Naturalmente, esto no quiere decir que todo sea formalmente teológico. No toda obra de arte, no toda novela, no todo sistema político, ha sido concebido con intención teológica. Pero la ausencia de intención explícita no impide que pueda ser interrogado desde una perspectiva sobrenatural. Hay, por así decirlo, una teología implícita en toda obra humana, incluso en aquellas que se presentan como seculares, indiferentes o incluso hostiles a la fe. El alma humana, aun cuando niega a Dios, lo delata en sus gestos. La teología, como ciencia de la sabiduría revelada, tiene el derecho —y el deber— de escuchar esas voces, aunque sean confusas o contradictorias.
San Buenaventura hablaba de una triple lectura de la realidad: literal, moral y anagógica. Esta última, la más alta, es la que permite entrever en las cosas del mundo un más allá, una orientación hacia lo eterno. Desde esta perspectiva, un film contemporáneo, una obra abstracta, una canción popular o un ensayo político, pueden volverse transparentes al misterio, si se los contempla no como fines en sí mismos, sino como fragmentos de un discurso mayor.
Es cierto que muchos de los productos culturales de nuestro tiempo parecen cerrados a toda trascendencia. Pero incluso en la negación, en la blasfemia o en el absurdo, se transparenta algo del drama humano, de su sed insatisfecha, de su nostalgia de redención. El teólogo es, antes que todo, un lector. No acude al mundo para dictar sentencias, sino para discernir signos. Y si el mundo ya no habla con claridad, eso no justifica el silencio de la teología, sino que exige de ella una escucha más fina, más paciente, más contemplativa.
La gran tentación de nuestra época es separar los saberes, fragmentar la mirada, clausurar la pregunta última. Pero la teología, cuando es verdadera, no se conforma con ser una disciplina entre otras: se sabe convocada a ser principio ordenador, punto de fuga, mirada que reconcilia. Porque sólo desde lo alto se ve el conjunto.

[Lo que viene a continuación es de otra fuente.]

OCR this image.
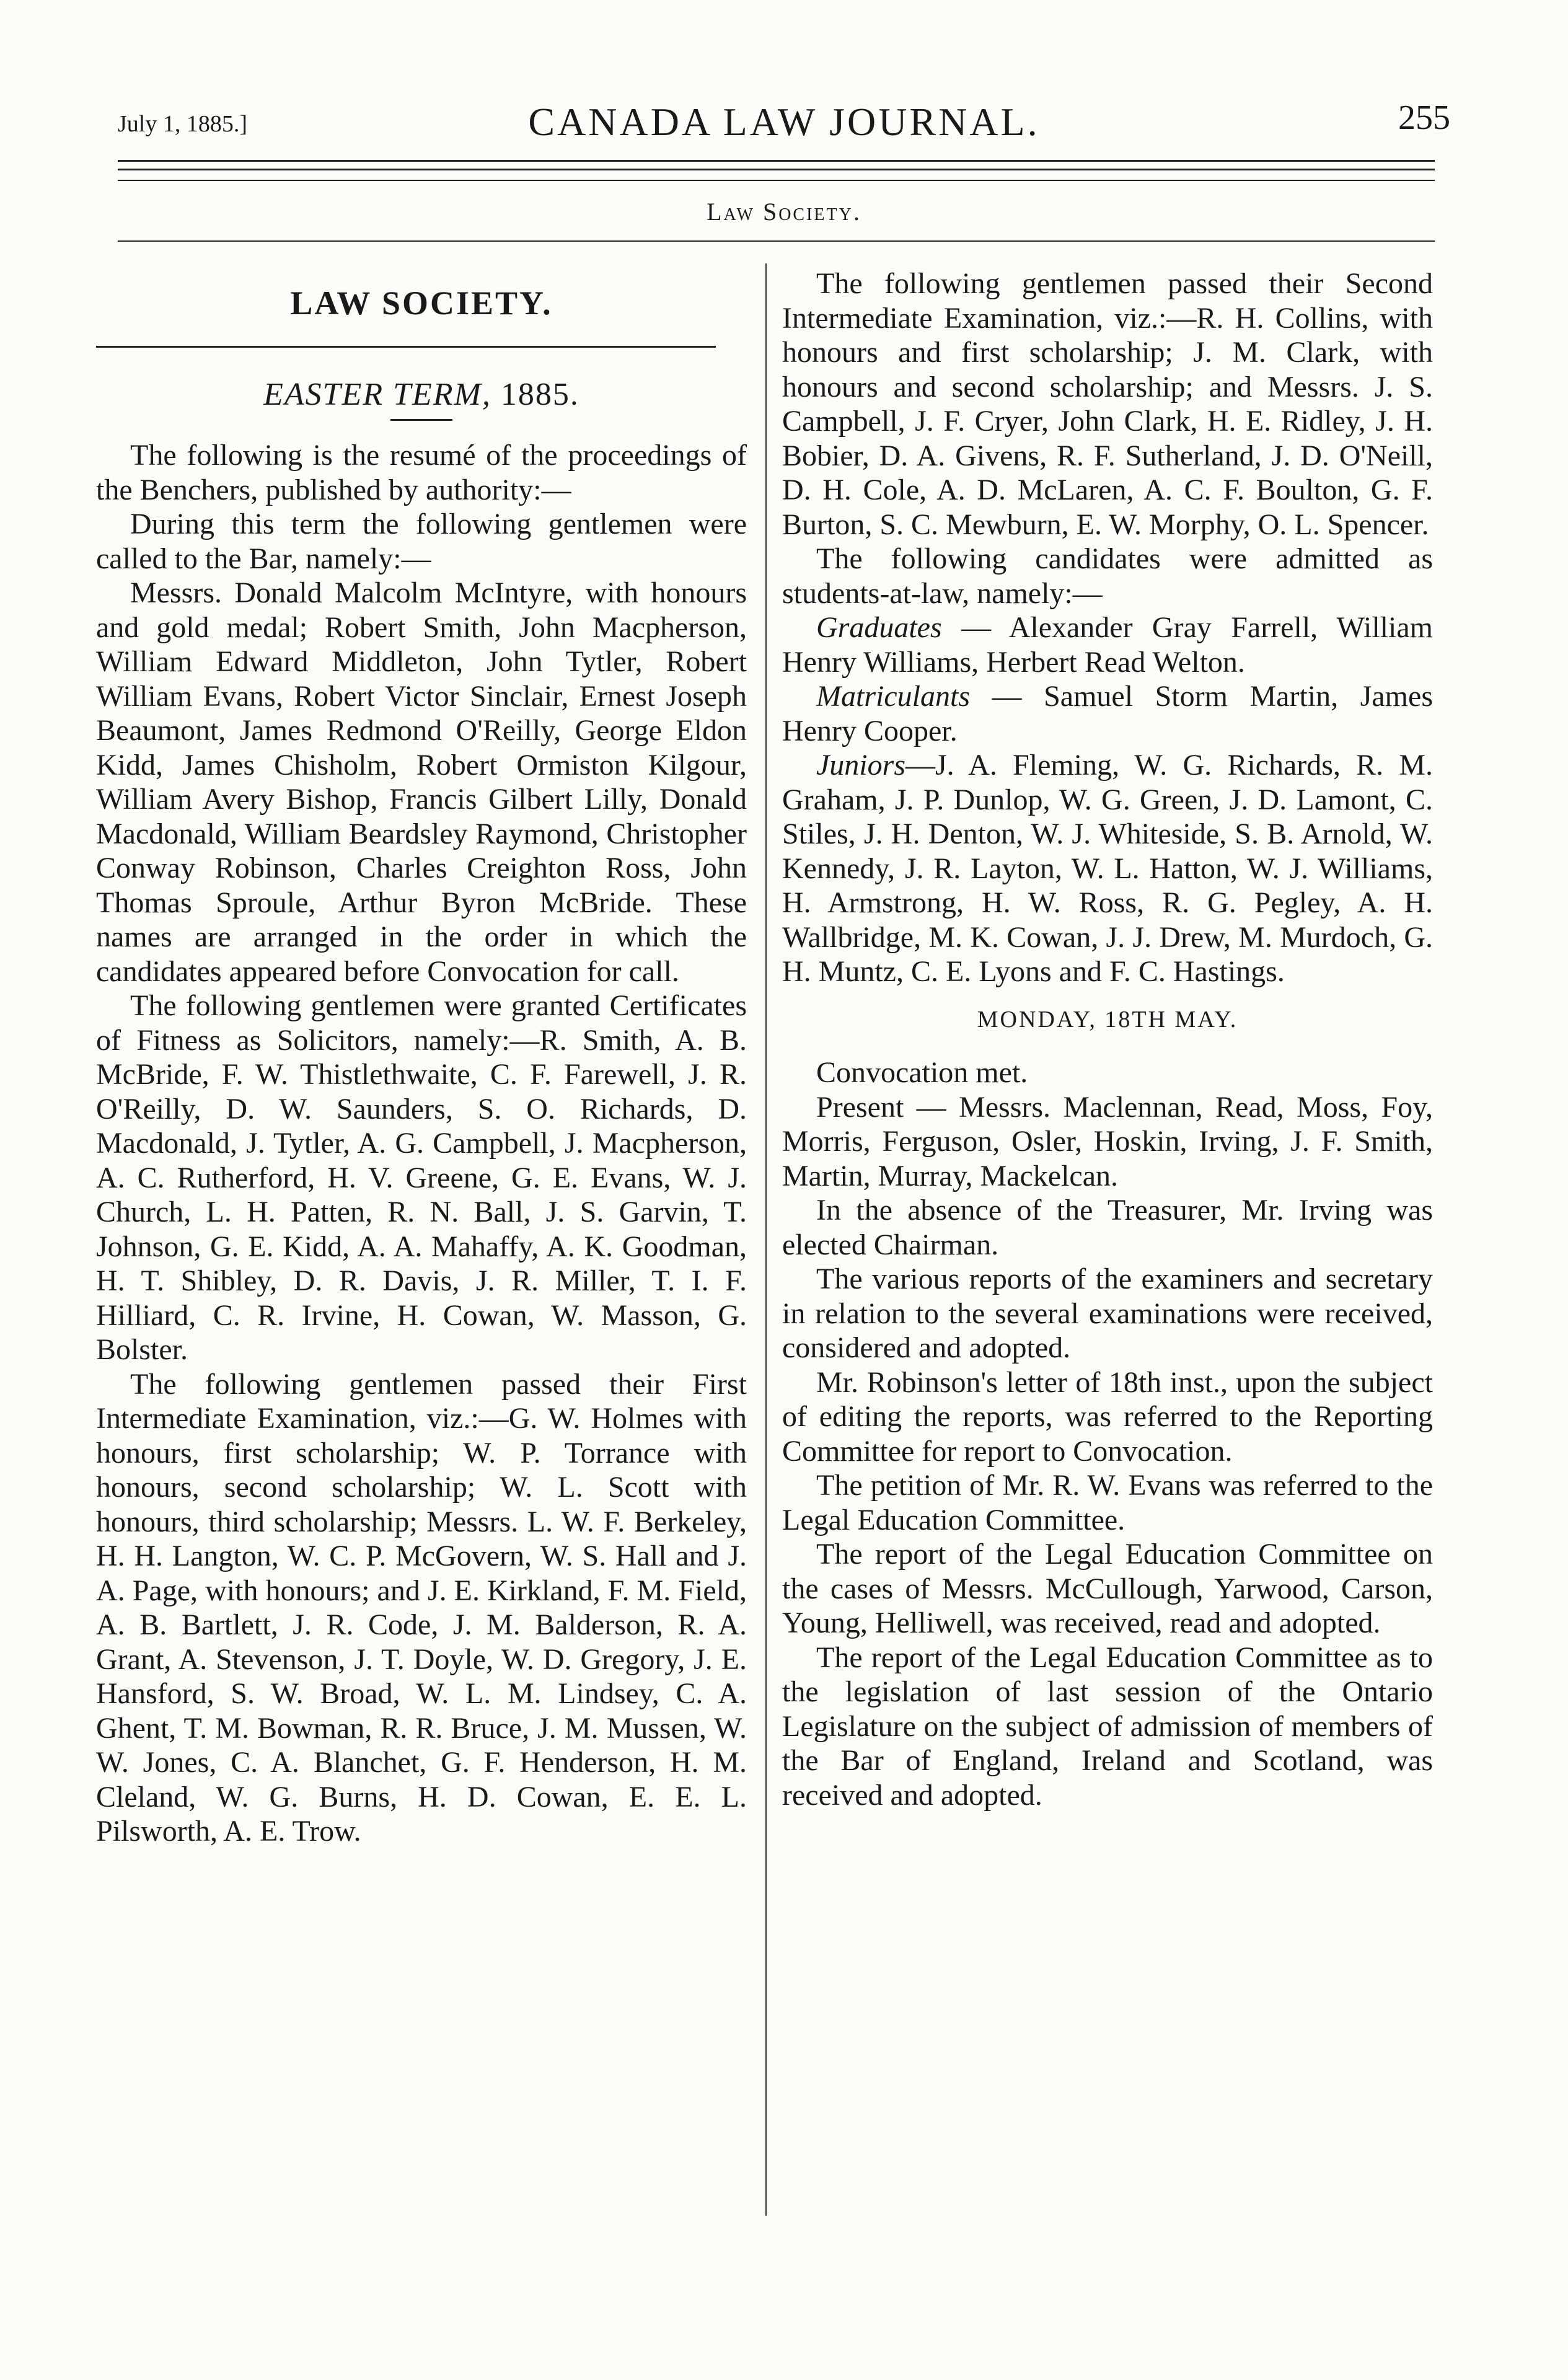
July 1, 1885.]	CANADA LAW JOURNAL.	255
Law Society.
LAW SOCIETY.
EASTER TERM, 1885.

The following is the resumé of the proceedings of the Benchers, published by authority:—

During this term the following gentlemen were called to the Bar, namely:—

Messrs. Donald Malcolm McIntyre, with honours and gold medal; Robert Smith, John Macpherson, William Edward Middleton, John Tytler, Robert William Evans, Robert Victor Sinclair, Ernest Joseph Beaumont, James Redmond O'Reilly, George Eldon Kidd, James Chisholm, Robert Ormiston Kilgour, William Avery Bishop, Francis Gilbert Lilly, Donald Macdonald, William Beardsley Raymond, Christopher Conway Robinson, Charles Creighton Ross, John Thomas Sproule, Arthur Byron McBride. These names are arranged in the order in which the candidates appeared before Convocation for call.

The following gentlemen were granted Certificates of Fitness as Solicitors, namely:—R. Smith, A. B. McBride, F. W. Thistlethwaite, C. F. Farewell, J. R. O'Reilly, D. W. Saunders, S. O. Richards, D. Macdonald, J. Tytler, A. G. Campbell, J. Macpherson, A. C. Rutherford, H. V. Greene, G. E. Evans, W. J. Church, L. H. Patten, R. N. Ball, J. S. Garvin, T. Johnson, G. E. Kidd, A. A. Mahaffy, A. K. Goodman, H. T. Shibley, D. R. Davis, J. R. Miller, T. I. F. Hilliard, C. R. Irvine, H. Cowan, W. Masson, G. Bolster.

The following gentlemen passed their First Intermediate Examination, viz.:—G. W. Holmes with honours, first scholarship; W. P. Torrance with honours, second scholarship; W. L. Scott with honours, third scholarship; Messrs. L. W. F. Berkeley, H. H. Langton, W. C. P. McGovern, W. S. Hall and J. A. Page, with honours; and J. E. Kirkland, F. M. Field, A. B. Bartlett, J. R. Code, J. M. Balderson, R. A. Grant, A. Stevenson, J. T. Doyle, W. D. Gregory, J. E. Hansford, S. W. Broad, W. L. M. Lindsey, C. A. Ghent, T. M. Bowman, R. R. Bruce, J. M. Mussen, W. W. Jones, C. A. Blanchet, G. F. Henderson, H. M. Cleland, W. G. Burns, H. D. Cowan, E. E. L. Pilsworth, A. E. Trow.

The following gentlemen passed their Second Intermediate Examination, viz.:—R. H. Collins, with honours and first scholarship; J. M. Clark, with honours and second scholarship; and Messrs. J. S. Campbell, J. F. Cryer, John Clark, H. E. Ridley, J. H. Bobier, D. A. Givens, R. F. Sutherland, J. D. O'Neill, D. H. Cole, A. D. McLaren, A. C. F. Boulton, G. F. Burton, S. C. Mewburn, E. W. Morphy, O. L. Spencer.

The following candidates were admitted as students-at-law, namely:—

Graduates — Alexander Gray Farrell, William Henry Williams, Herbert Read Welton.

Matriculants — Samuel Storm Martin, James Henry Cooper.

Juniors—J. A. Fleming, W. G. Richards, R. M. Graham, J. P. Dunlop, W. G. Green, J. D. Lamont, C. Stiles, J. H. Denton, W. J. Whiteside, S. B. Arnold, W. Kennedy, J. R. Layton, W. L. Hatton, W. J. Williams, H. Armstrong, H. W. Ross, R. G. Pegley, A. H. Wallbridge, M. K. Cowan, J. J. Drew, M. Murdoch, G. H. Muntz, C. E. Lyons and F. C. Hastings.

MONDAY, 18TH MAY.

Convocation met.

Present — Messrs. Maclennan, Read, Moss, Foy, Morris, Ferguson, Osler, Hoskin, Irving, J. F. Smith, Martin, Murray, Mackelcan.

In the absence of the Treasurer, Mr. Irving was elected Chairman.

The various reports of the examiners and secretary in relation to the several examinations were received, considered and adopted.

Mr. Robinson's letter of 18th inst., upon the subject of editing the reports, was referred to the Reporting Committee for report to Convocation.

The petition of Mr. R. W. Evans was referred to the Legal Education Committee.

The report of the Legal Education Committee on the cases of Messrs. McCullough, Yarwood, Carson, Young, Helliwell, was received, read and adopted.

The report of the Legal Education Committee as to the legislation of last session of the Ontario Legislature on the subject of admission of members of the Bar of England, Ireland and Scotland, was received and adopted.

Y si el mundo parece un rompecabezas imposible, tal vez sea porque falta quien lo mire desde el monte.
La lectura teológica de lo real consiste en abrir el oído a lo que cada cosa, en su misterio, nos dice de Dios o de su ausencia. Hay una teología de la luz y una teología de la sombra. Hay una mística de la belleza y una teología del grito. Todo puede ser leído teológicamente. Y el teólogo, como el poeta, como el místico, como el amante verdadero, no desprecia ninguna voz.